Ejemplo: En preparación para la fiesta vamos a comprar
bocadillos, queso, refrescos, cerveza, vino.
El recurso opuesto lo
denominamos polisíndeton que "consiste en emplear
repetidamente las conjunciones para dar fuerza o energía a la
expresión de los conceptos" (Diccionario de la Real Academia).

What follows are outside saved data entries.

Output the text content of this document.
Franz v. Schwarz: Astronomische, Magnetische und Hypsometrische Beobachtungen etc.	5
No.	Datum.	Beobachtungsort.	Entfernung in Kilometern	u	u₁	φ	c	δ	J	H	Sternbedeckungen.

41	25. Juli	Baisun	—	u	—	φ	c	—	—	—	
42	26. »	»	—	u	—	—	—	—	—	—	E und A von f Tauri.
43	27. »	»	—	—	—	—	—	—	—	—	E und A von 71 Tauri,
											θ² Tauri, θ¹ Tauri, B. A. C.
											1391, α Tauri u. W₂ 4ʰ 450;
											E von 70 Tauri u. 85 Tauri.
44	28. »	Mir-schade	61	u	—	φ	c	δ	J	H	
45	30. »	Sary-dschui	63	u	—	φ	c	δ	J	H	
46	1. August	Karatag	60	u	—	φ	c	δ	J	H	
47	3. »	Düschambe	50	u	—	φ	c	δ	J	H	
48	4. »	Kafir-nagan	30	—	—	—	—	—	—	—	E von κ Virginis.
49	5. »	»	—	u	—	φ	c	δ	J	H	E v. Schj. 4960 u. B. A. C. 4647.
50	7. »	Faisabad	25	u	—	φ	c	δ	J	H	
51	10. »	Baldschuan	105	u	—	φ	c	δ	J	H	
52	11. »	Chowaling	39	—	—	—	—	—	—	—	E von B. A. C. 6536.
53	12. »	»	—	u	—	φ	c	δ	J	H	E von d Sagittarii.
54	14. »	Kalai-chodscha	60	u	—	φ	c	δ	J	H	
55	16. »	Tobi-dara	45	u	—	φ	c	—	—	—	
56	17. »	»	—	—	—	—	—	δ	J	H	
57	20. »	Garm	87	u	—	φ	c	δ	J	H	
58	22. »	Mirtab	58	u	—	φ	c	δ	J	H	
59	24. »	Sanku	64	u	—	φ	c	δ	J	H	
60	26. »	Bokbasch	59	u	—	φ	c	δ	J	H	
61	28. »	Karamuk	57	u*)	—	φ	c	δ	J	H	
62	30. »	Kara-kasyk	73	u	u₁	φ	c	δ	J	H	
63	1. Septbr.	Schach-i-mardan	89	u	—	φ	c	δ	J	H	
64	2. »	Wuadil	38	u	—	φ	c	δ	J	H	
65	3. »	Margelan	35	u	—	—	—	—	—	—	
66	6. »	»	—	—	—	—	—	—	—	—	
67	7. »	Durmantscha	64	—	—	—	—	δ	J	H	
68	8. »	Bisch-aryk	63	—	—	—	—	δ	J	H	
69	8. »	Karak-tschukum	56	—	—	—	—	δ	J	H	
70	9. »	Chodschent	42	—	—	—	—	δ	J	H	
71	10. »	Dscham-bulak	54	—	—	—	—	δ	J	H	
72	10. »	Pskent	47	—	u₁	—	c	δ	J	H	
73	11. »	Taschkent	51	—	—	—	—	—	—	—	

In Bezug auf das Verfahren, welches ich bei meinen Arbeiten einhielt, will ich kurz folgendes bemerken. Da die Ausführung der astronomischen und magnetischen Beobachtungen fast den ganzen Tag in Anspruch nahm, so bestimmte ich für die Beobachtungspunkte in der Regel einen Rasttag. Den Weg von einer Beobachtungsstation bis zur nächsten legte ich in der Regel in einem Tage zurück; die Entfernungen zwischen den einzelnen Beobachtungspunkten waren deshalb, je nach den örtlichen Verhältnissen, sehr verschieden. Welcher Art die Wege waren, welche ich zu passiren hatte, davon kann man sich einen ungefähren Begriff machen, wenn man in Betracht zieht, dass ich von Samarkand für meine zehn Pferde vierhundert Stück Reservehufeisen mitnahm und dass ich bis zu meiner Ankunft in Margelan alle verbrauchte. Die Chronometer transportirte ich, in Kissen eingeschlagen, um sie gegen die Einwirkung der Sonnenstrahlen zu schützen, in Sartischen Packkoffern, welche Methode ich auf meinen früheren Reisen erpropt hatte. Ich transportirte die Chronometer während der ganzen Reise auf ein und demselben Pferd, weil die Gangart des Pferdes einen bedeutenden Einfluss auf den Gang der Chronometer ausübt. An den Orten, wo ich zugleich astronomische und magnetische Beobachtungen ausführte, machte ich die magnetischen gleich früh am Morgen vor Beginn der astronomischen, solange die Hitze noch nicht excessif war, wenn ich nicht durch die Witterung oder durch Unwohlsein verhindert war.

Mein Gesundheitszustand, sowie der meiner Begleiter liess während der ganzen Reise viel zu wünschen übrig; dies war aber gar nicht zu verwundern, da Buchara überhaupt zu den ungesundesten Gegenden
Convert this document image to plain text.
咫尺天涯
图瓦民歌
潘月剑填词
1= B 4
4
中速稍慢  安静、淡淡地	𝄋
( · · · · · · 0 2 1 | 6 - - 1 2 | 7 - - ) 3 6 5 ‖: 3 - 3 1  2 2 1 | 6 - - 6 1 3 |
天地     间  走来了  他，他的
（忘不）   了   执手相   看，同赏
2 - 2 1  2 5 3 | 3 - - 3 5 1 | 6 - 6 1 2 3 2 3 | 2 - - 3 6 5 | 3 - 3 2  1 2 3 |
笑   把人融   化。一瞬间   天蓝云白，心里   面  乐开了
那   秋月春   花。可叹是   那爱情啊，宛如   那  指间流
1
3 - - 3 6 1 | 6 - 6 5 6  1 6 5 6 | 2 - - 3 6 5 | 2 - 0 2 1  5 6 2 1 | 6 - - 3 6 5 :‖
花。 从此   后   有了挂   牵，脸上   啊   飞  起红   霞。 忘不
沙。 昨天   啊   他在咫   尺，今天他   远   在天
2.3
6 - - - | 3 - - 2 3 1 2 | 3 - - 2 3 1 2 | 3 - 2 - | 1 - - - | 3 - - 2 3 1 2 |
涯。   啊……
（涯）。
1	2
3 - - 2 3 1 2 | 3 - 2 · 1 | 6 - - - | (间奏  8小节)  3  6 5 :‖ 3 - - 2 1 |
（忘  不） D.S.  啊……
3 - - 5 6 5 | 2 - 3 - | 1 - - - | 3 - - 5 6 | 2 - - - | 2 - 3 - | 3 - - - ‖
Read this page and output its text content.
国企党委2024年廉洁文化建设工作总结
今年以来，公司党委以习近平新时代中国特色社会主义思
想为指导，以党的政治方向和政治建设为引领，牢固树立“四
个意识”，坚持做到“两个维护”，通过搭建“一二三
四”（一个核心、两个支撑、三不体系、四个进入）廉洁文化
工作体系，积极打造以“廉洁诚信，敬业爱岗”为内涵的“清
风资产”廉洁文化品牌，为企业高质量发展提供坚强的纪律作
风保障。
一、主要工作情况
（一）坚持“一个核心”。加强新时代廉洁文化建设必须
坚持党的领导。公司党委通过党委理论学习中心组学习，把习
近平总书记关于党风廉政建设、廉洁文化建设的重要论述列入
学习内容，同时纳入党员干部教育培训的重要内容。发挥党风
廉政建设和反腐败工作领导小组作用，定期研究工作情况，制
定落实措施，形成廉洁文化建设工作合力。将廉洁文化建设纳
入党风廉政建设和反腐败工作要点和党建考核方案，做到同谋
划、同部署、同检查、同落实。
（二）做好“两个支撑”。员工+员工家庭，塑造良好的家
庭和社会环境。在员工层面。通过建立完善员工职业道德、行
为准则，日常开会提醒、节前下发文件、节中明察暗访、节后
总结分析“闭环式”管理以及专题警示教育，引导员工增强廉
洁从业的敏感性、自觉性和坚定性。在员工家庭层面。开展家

Ejemplo: En preparación para la fiesta vamos a comprar
bocadillos y queso y refrescos y cerveza y vino. En ambos casos se trata de transgredir el uso
"normal" de las conjunciones y su uso es tan frecuente en poesía
como en prosa.
De las anteriores
definiciones y ejemplos se desprende que el efecto estilístico que
puede producir el asíndeton y el polisíndeton no
depende tanto de la omisión o del uso repetido de las conjunciones,
como de la manera y el lugar en que un escritor emplea estos
recursos.
* *
*
Un asíndeton
famoso es la frase atribuida a Julio César: veni, vidi, vici.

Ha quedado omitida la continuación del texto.